About me
I graduated from the University of York in 2012 with a Master’s degree in Theoretical Physics with first-class honours. In 2016, I earned my PhD under the supervision of Prof. Rex Godby and received the K. M. Stott Prize for excellence in scientific research for my thesis titled Electrons in Model Nanostructures.
Following my doctorate, I worked for three years as a postdoctoral researcher with Prof. Eberhard Gross at the Max Planck Institute of Microstructure Physics in Halle, Germany. I then spent two years at Durham University as a postdoctoral researcher before starting my lectureship at my alma mater in 2021.
Career
- University of York, School of Physics, Engineering and Technology
- Lecturer (2024-present)
- Associate Lecturer (2021-2024)
- Durham University, Department of Physics
- Postdoctoral Researcher (2019-2021)
- Max Planck Institute of Microstructure Physics, Theory Department
- Postdoctoral Researcher (2016-2019)
Additional Academic Roles
- University of York
- Standing Academic Misconduct Panel for the Faculty of Sciences, Member (2023-present)
- Careers and Employability, Coordinator (2023-present)
- Virtual Learning Environment, Coordinator (2021-present)
Memberships
- Engineering and Physical Sciences Research Council (EPSRC) Peer Review College (2024-present)
- Royal Society of Chemistry (2020-2022)
- University College, Durham University (2019-present)

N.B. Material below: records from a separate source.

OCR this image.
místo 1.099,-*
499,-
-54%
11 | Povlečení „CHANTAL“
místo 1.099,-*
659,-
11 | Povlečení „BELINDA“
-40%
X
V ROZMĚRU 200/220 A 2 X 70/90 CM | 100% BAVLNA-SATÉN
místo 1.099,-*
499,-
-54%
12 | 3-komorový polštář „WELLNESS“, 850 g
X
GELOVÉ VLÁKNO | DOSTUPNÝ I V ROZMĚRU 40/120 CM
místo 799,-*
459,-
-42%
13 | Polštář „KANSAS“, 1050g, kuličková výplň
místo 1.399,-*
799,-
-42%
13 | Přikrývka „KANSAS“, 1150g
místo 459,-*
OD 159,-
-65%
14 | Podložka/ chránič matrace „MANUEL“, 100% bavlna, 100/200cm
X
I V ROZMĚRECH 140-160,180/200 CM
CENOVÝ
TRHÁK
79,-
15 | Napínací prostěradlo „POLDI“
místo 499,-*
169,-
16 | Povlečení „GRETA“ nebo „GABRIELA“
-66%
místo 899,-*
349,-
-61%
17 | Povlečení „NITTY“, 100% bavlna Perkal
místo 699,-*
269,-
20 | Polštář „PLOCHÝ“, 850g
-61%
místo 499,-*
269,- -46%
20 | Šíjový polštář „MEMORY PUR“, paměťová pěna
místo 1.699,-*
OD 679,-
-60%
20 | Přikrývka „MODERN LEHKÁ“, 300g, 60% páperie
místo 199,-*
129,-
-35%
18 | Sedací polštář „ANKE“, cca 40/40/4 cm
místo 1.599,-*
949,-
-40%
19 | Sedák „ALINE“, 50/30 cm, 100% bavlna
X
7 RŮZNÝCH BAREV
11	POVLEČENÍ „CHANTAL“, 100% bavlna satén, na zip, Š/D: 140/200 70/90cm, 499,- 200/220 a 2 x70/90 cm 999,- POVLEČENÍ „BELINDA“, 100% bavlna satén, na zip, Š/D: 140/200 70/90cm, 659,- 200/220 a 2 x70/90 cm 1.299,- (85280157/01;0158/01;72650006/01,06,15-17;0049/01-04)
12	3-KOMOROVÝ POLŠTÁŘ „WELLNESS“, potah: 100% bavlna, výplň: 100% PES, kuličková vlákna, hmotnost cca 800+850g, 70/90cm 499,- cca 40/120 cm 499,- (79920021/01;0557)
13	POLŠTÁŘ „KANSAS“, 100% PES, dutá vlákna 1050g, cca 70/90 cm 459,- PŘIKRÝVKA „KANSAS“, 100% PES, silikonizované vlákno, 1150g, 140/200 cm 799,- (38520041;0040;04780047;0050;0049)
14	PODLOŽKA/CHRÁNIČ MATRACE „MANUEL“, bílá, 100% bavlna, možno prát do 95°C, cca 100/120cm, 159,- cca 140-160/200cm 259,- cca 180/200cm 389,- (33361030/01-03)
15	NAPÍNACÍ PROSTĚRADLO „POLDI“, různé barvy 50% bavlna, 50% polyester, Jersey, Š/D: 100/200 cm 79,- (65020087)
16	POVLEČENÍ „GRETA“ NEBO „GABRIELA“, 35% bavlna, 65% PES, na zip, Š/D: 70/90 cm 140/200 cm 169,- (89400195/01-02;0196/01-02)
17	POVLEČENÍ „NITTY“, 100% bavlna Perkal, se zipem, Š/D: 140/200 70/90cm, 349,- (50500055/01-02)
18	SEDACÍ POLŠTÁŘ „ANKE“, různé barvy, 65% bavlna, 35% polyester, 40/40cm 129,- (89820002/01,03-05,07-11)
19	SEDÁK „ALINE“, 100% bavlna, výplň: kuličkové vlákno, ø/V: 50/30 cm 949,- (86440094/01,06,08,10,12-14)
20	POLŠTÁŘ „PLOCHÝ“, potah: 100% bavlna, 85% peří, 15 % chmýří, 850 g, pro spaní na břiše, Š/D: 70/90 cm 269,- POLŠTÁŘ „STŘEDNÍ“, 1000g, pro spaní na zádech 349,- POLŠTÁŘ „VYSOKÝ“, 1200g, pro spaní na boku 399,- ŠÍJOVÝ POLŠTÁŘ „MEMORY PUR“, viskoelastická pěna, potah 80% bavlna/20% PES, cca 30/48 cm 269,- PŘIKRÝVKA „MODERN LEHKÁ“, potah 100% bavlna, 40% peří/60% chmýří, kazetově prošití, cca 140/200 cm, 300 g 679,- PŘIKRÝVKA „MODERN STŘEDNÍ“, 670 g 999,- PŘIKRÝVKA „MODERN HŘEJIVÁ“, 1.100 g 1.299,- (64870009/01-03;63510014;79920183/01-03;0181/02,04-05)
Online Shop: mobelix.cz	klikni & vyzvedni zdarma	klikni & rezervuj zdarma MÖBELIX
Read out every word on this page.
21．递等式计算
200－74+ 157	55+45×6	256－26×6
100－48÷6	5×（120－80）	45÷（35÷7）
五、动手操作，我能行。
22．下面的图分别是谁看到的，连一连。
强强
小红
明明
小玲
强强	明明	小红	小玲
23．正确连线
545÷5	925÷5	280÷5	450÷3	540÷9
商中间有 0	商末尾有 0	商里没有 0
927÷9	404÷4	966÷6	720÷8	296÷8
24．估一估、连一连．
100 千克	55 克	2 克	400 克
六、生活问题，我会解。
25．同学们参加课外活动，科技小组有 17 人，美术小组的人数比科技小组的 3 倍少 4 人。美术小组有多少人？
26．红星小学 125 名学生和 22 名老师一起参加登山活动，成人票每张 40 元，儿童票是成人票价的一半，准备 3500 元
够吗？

- Max Planck Alumni Association (2019-present)
- European Theoretical Spectroscopy Facility (ETSF) (2012-present)
- Institute of Physics, Member (2016-present); Associate Member (2008-2016)
Education
- University of York
- Postgraduate Certificate in Academic Practice (2024-present)
- Doctor of Philosophy in Physics (2012-2016)
- Master of Physics in Theoretical Physics with first-class honours (2008-2012)
My Research
My research focuses on the fundamentals of quantum theory and its application to modelling the electron excitation properties of materials. I have published 17 research papers in various international journals. My research contributions include the authorship of the iDEA code, a comprehensive Python software library for exploring and understanding many‑body quantum mechanics, fundamental insights into the calculation of excited electron states with density functional theory, and the development of a method for accurately simulating many‑electron real‑time dynamics.
Electron excitation
Kohn and Sham's approach to density functional theory is the most popular method in materials science; however, it is notoriously unreliable for calculating electron excitation properties.
Electron dynamics
Modelling the response of electrons to an applied electric field remains a challenge; yet determining the flow of charge through a material is crucial for the design of integrated circuits.
Electron emission
Many-body perturbation theory is commonly used to calculate the spectral function; however, increasing the accuracy of this approach is challenging owing to the computational cost.